Pour s'occuper d'un proche présentant un handicap ou une perte d'autonomie d'une particulière gravité, le salarié peut bénéficier du congé de soutien familial. Depuis le 1er janvier 2017, il est nommé congé de proche aidant)

Principe du congé de soutien familial

Le congé de soutien familial est une forme de congé parental destiné à aider un proche atteint de handicap ou d'une grave perte d'autonomie. Il est de droit pour le salarié qui en fait la demande : l'employeur ne peut le refuser.
Cependant, certaines conditions doivent être réunies :
- le salarié doit disposer d'une ancienneté de deux ans dans l'entreprise
- le proche ouvrant droit au congé doit être le conjoint du salarié ou bien l'ascendant ou le descendant, le collatéral jusqu'au 4e degré du salarié ou de son conjoint.

Modalités du congé de soutien familial

Le congé de soutien familial n'est pas rémunéré. Le salarié doit informer son employeur au moins 2 mois avant le début du congé.
D'une durée de trois mois renouvelables, il ne peut excéder la durée d'un an pour l'ensemble de la carrière. Il doit cependant être mis fin à ce congé en cas de décès de la personne aidée, de son admission dans un établissement, d'une diminution des ressources du salarié, d'un recours à un service d'aide à domicile ou d'un congé de soutien familial pris par un autre membre de la famille.

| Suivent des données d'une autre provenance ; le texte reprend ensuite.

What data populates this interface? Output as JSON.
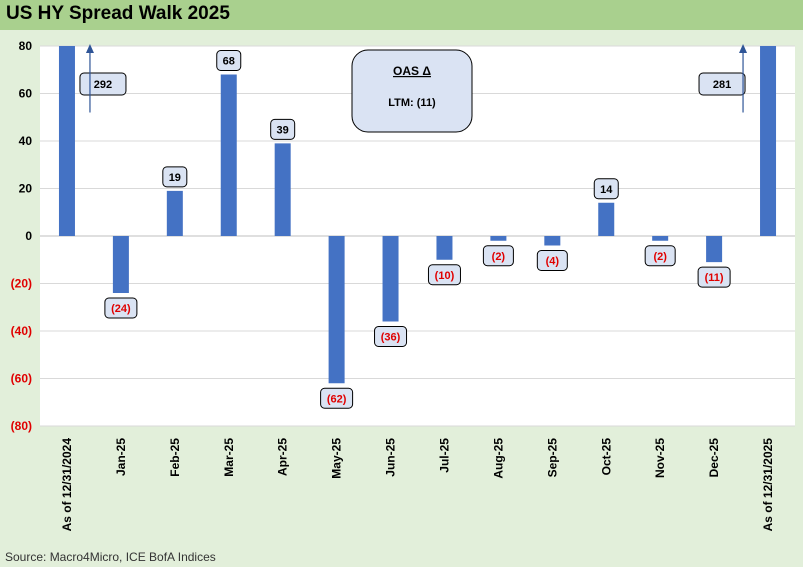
{
  "title": "US HY Spread Walk 2025",
  "source": "Source: Macro4Micro, ICE BofA Indices",
  "colors": {
    "bar": "#4472c4",
    "negative_text": "#e00000",
    "label_fill": "#dae3f3",
    "title_bg": "#a9d08e",
    "panel_bg": "#e2efda"
  },
  "chart_data": {
    "type": "bar",
    "subtype": "waterfall",
    "ylim": [
      -80,
      80
    ],
    "yticks": [
      80,
      60,
      40,
      20,
      0,
      -20,
      -40,
      -60,
      -80
    ],
    "ytick_labels": [
      "80",
      "60",
      "40",
      "20",
      "0",
      "(20)",
      "(40)",
      "(60)",
      "(80)"
    ],
    "categories": [
      "As of 12/31/2024",
      "Jan-25",
      "Feb-25",
      "Mar-25",
      "Apr-25",
      "May-25",
      "Jun-25",
      "Jul-25",
      "Aug-25",
      "Sep-25",
      "Oct-25",
      "Nov-25",
      "Dec-25",
      "As of 12/31/2025"
    ],
    "values": [
      292,
      -24,
      19,
      68,
      39,
      -62,
      -36,
      -10,
      -2,
      -4,
      14,
      -2,
      -11,
      281
    ],
    "value_labels": [
      "292",
      "(24)",
      "19",
      "68",
      "39",
      "(62)",
      "(36)",
      "(10)",
      "(2)",
      "(4)",
      "14",
      "(2)",
      "(11)",
      "281"
    ],
    "annotation": {
      "title": "OAS Δ",
      "text": "LTM: (11)"
    }
  }
}
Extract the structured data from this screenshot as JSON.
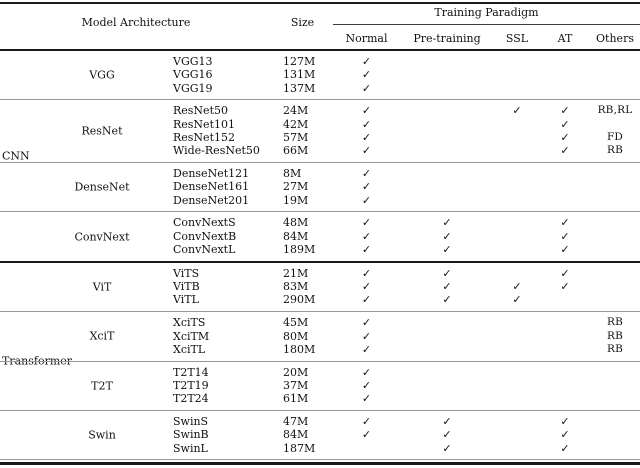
{
  "colors": {
    "text": "#111111",
    "rule_thick": "#1a1a1a",
    "rule_thin": "#979797"
  },
  "header": {
    "model_architecture": "Model Architecture",
    "size": "Size",
    "training_paradigm": "Training Paradigm",
    "paradigms": [
      "Normal",
      "Pre-training",
      "SSL",
      "AT",
      "Others"
    ]
  },
  "check_glyph": "✓",
  "groups": [
    {
      "category": "CNN",
      "families": [
        {
          "name": "VGG",
          "models": [
            {
              "model": "VGG13",
              "size": "127M",
              "normal": "✓",
              "pretraining": "",
              "ssl": "",
              "at": "",
              "others": ""
            },
            {
              "model": "VGG16",
              "size": "131M",
              "normal": "✓",
              "pretraining": "",
              "ssl": "",
              "at": "",
              "others": ""
            },
            {
              "model": "VGG19",
              "size": "137M",
              "normal": "✓",
              "pretraining": "",
              "ssl": "",
              "at": "",
              "others": ""
            }
          ]
        },
        {
          "name": "ResNet",
          "models": [
            {
              "model": "ResNet50",
              "size": "24M",
              "normal": "✓",
              "pretraining": "",
              "ssl": "✓",
              "at": "✓",
              "others": "RB,RL"
            },
            {
              "model": "ResNet101",
              "size": "42M",
              "normal": "✓",
              "pretraining": "",
              "ssl": "",
              "at": "✓",
              "others": ""
            },
            {
              "model": "ResNet152",
              "size": "57M",
              "normal": "✓",
              "pretraining": "",
              "ssl": "",
              "at": "✓",
              "others": "FD"
            },
            {
              "model": "Wide-ResNet50",
              "size": "66M",
              "normal": "✓",
              "pretraining": "",
              "ssl": "",
              "at": "✓",
              "others": "RB"
            }
          ]
        },
        {
          "name": "DenseNet",
          "models": [
            {
              "model": "DenseNet121",
              "size": "8M",
              "normal": "✓",
              "pretraining": "",
              "ssl": "",
              "at": "",
              "others": ""
            },
            {
              "model": "DenseNet161",
              "size": "27M",
              "normal": "✓",
              "pretraining": "",
              "ssl": "",
              "at": "",
              "others": ""
            },
            {
              "model": "DenseNet201",
              "size": "19M",
              "normal": "✓",
              "pretraining": "",
              "ssl": "",
              "at": "",
              "others": ""
            }
          ]
        },
        {
          "name": "ConvNext",
          "models": [
            {
              "model": "ConvNextS",
              "size": "48M",
              "normal": "✓",
              "pretraining": "✓",
              "ssl": "",
              "at": "✓",
              "others": ""
            },
            {
              "model": "ConvNextB",
              "size": "84M",
              "normal": "✓",
              "pretraining": "✓",
              "ssl": "",
              "at": "✓",
              "others": ""
            },
            {
              "model": "ConvNextL",
              "size": "189M",
              "normal": "✓",
              "pretraining": "✓",
              "ssl": "",
              "at": "✓",
              "others": ""
            }
          ]
        }
      ]
    },
    {
      "category": "Transformer",
      "families": [
        {
          "name": "ViT",
          "models": [
            {
              "model": "ViTS",
              "size": "21M",
              "normal": "✓",
              "pretraining": "✓",
              "ssl": "",
              "at": "✓",
              "others": ""
            },
            {
              "model": "ViTB",
              "size": "83M",
              "normal": "✓",
              "pretraining": "✓",
              "ssl": "✓",
              "at": "✓",
              "others": ""
            },
            {
              "model": "ViTL",
              "size": "290M",
              "normal": "✓",
              "pretraining": "✓",
              "ssl": "✓",
              "at": "",
              "others": ""
            }
          ]
        },
        {
          "name": "XciT",
          "models": [
            {
              "model": "XciTS",
              "size": "45M",
              "normal": "✓",
              "pretraining": "",
              "ssl": "",
              "at": "",
              "others": "RB"
            },
            {
              "model": "XciTM",
              "size": "80M",
              "normal": "✓",
              "pretraining": "",
              "ssl": "",
              "at": "",
              "others": "RB"
            },
            {
              "model": "XciTL",
              "size": "180M",
              "normal": "✓",
              "pretraining": "",
              "ssl": "",
              "at": "",
              "others": "RB"
            }
          ]
        },
        {
          "name": "T2T",
          "models": [
            {
              "model": "T2T14",
              "size": "20M",
              "normal": "✓",
              "pretraining": "",
              "ssl": "",
              "at": "",
              "others": ""
            },
            {
              "model": "T2T19",
              "size": "37M",
              "normal": "✓",
              "pretraining": "",
              "ssl": "",
              "at": "",
              "others": ""
            },
            {
              "model": "T2T24",
              "size": "61M",
              "normal": "✓",
              "pretraining": "",
              "ssl": "",
              "at": "",
              "others": ""
            }
          ]
        },
        {
          "name": "Swin",
          "models": [
            {
              "model": "SwinS",
              "size": "47M",
              "normal": "✓",
              "pretraining": "✓",
              "ssl": "",
              "at": "✓",
              "others": ""
            },
            {
              "model": "SwinB",
              "size": "84M",
              "normal": "✓",
              "pretraining": "✓",
              "ssl": "",
              "at": "✓",
              "others": ""
            },
            {
              "model": "SwinL",
              "size": "187M",
              "normal": "",
              "pretraining": "✓",
              "ssl": "",
              "at": "✓",
              "others": ""
            }
          ]
        }
      ]
    }
  ]
}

Situation du salarié pendant le congé de soutien familial

Pendant le congé de soutien familial, le salarié ne peut exercer aucune activité professionnelle. Toutefois, il peut être employé par la personne aidée dans les conditions prévues par le code de l'action sociale et des familles. A l'issue de ce congé, le salarié retrouve son emploi ou un emploi similaire assorti d'une rémunération au moins équivalente. Lors de son retour dans l'entreprise, il a droit à un entretien avec son employeur afin de faire le point sur son orientation professionnelle.

Le congé de proche aidant : un changement de nom dès 2017

Depuis le 1er janvier 2017, le congé de soutien familial s'élargit aux salariés aidants et change de nom : il se nomme désormais le congé de proche aidant.Il permet désormais aux salariés de s'occuper d'une personne handicapée ou en perte d'autonomie. Pour cela, salarié et personne aidée doivent entretenir des liens de parenté ou des liens étroits et stables.Le congé dure au minimum un an et il faut au moins deux ans d'ancienneté pour en bénéficier. (comme précédemment) Mais lesconventions collectives, les accords de branche, les accords collectifs peuvent introduire des dispositions plus favorables.